Une augmentation de la concentration plasmatique de tryptase est rapportée dans quelques séries de cas d’EA.16,17 Son dosage permet d’établir l’existence d’une réaction anaphylactique mais ne statue pas sur la nature du facteur déclenchant qu’il soit infectieux, médicamenteux ou amniotique. De plus, l’augmentation de la tryptase sérique ne semble pas constante dans l’EA, faisant discuter la place du processus anaphylactique dans cette pathologie.13 À la différence de l’histamine, l’augmentation de la concentration de cette protéine dans la circulation sanguine perdure plusieurs heures après la réaction, même en post mortem.18 Dans notre observation, on a remarqué l’augmentation de sa concentration au deuxième prélèvement, à la sixième heure suivant le début des événements.

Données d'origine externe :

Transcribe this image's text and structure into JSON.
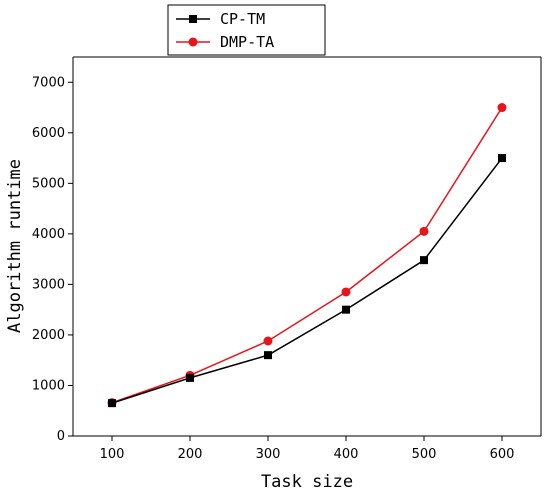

L’AFP est une protéine vectrice d’origine exclusivement fœtale. Elle est synthétisée par le foie fœtal, sécrétée dans le sang puis excrétée dans les urines fœtales et le liquide amniotique. Elle diffuse alors à travers les membranes et le placenta dans la circulation maternelle où elle augmente jusqu’à un plateau vers 32 SA. L’augmentation de l’AFP n’a été ainsi décelable que dans le seul cas de suspicion précoce d’embolie survenue au second trimestre de la grossesse et jamais au terme de la grossesse.19 Dans notre observation, les transfusions réalisées avant le deuxième temps peuvent expliquer la diminution de la concentration d’AFP entre les deux prélèvements (hémodilution).

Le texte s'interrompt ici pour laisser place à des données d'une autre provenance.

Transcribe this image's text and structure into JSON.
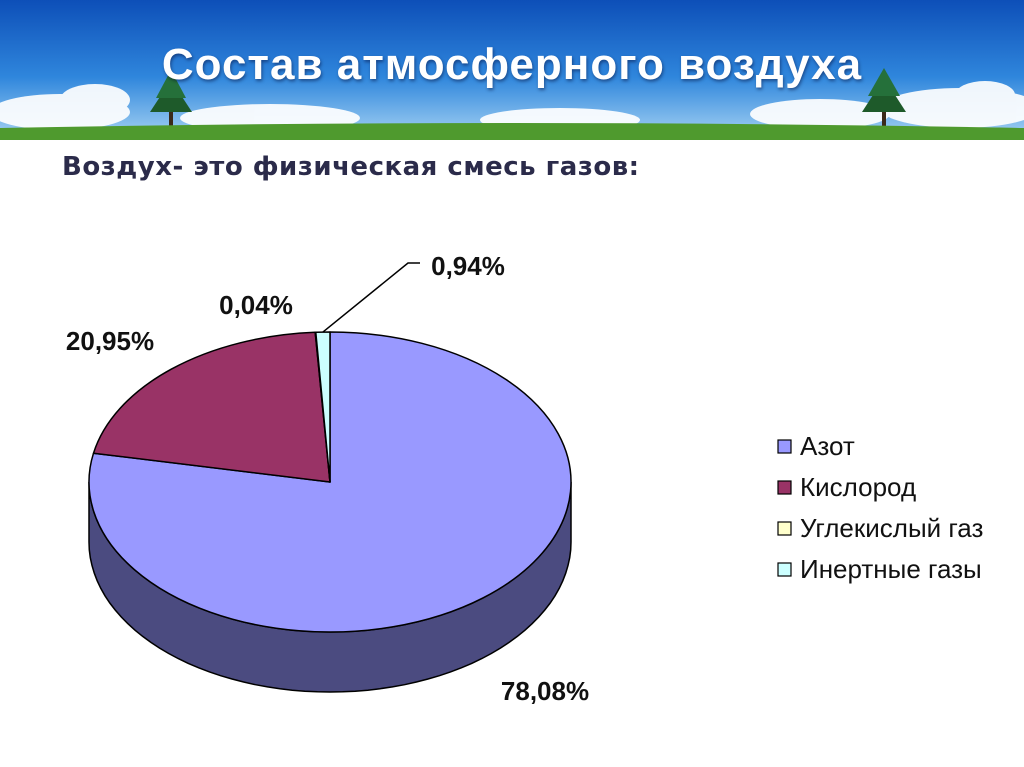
{
  "slide": {
    "title": "Состав атмосферного воздуха",
    "subtitle": "Воздух- это физическая смесь газов:"
  },
  "colors": {
    "banner_top": "#1565c8",
    "banner_bottom": "#8fc3ef",
    "grass": "#4f9a2e"
  },
  "chart_data": {
    "type": "pie",
    "three_d": true,
    "legend_position": "right",
    "series": [
      {
        "name": "Азот",
        "value": 78.08,
        "label": "78,08%",
        "color": "#9999ff",
        "side": "#4b4b80"
      },
      {
        "name": "Кислород",
        "value": 20.95,
        "label": "20,95%",
        "color": "#993366",
        "side": "#4d1a33"
      },
      {
        "name": "Углекислый газ",
        "value": 0.04,
        "label": "0,04%",
        "color": "#ffffcc",
        "side": "#808066"
      },
      {
        "name": "Инертные газы",
        "value": 0.94,
        "label": "0,94%",
        "color": "#ccffff",
        "side": "#668080"
      }
    ]
  }
}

L’IGFBP-1 semble être un marqueur prometteur de l’embolie amniotique quel que soit le terme. L’IGFBP-1, facteur de croissance fœtal synthétisé par les cellules choriales, est fortement exprimée dans le placenta, la décidue et le liquide amniotique, 1 000 fois plus que dans le sérum maternel.20,21 Sa positivité pourrait être corrélée à un passage de liquide amniotique dans la circulation maternelle datant de moins de douze heures, délai au-delà duquel l’IGFBP-1 se dégrade et n’est plus détectable. La détection de l’IGFBP-1 est utilisée dans de nombreuses maternités grâce aux bandelettes réactives permettant le diagnostic de rupture des membranes fœtales. Une étude cas-témoins a récemment rapporté que la valeur de l’IGFBP-1 sérique (dosage quantitatif) dans les six heures suivant le début des symptômes était significativement augmentée chez les femmes atteintes d’EA, avec une valeur seuil optimale de 104,5 μg·L−1.22

L’interprétation de ces différents immunodosages doit s’appuyer sur des prélèvements horodatés réalisés si possible avant la transfusion. Dans le cas contraire, elle doit tenir compte des phénomènes d’hémodilution (transfusions, perfusions). Notre observation, avec les limites qu’elle comporte, indique qu’une EA pourrait survenir à un terme précoce et montre l’importance des marqueurs biochimiques qui peuvent apporter des arguments au diagnostic, cependant les performances de ces différents tests restent à préciser (sensibilité, spécificité, valeur seuil).

Conclusion

Le diagnostic d’EA reste difficile à établir en raison de la rareté de cet événement, de sa variabilité clinique, de la possibilité d’un passage physiologique lors du travail, et de l’absence de gold standard biologique. En cas de suspicion d’EA, la prudence consiste à réaliser lors de la défaillance clinique ou dans ses suites immédiates pour limiter toute hémodilution, au moins un prélèvement sérique pour étude des marqueurs amniotiques et de la tryptase.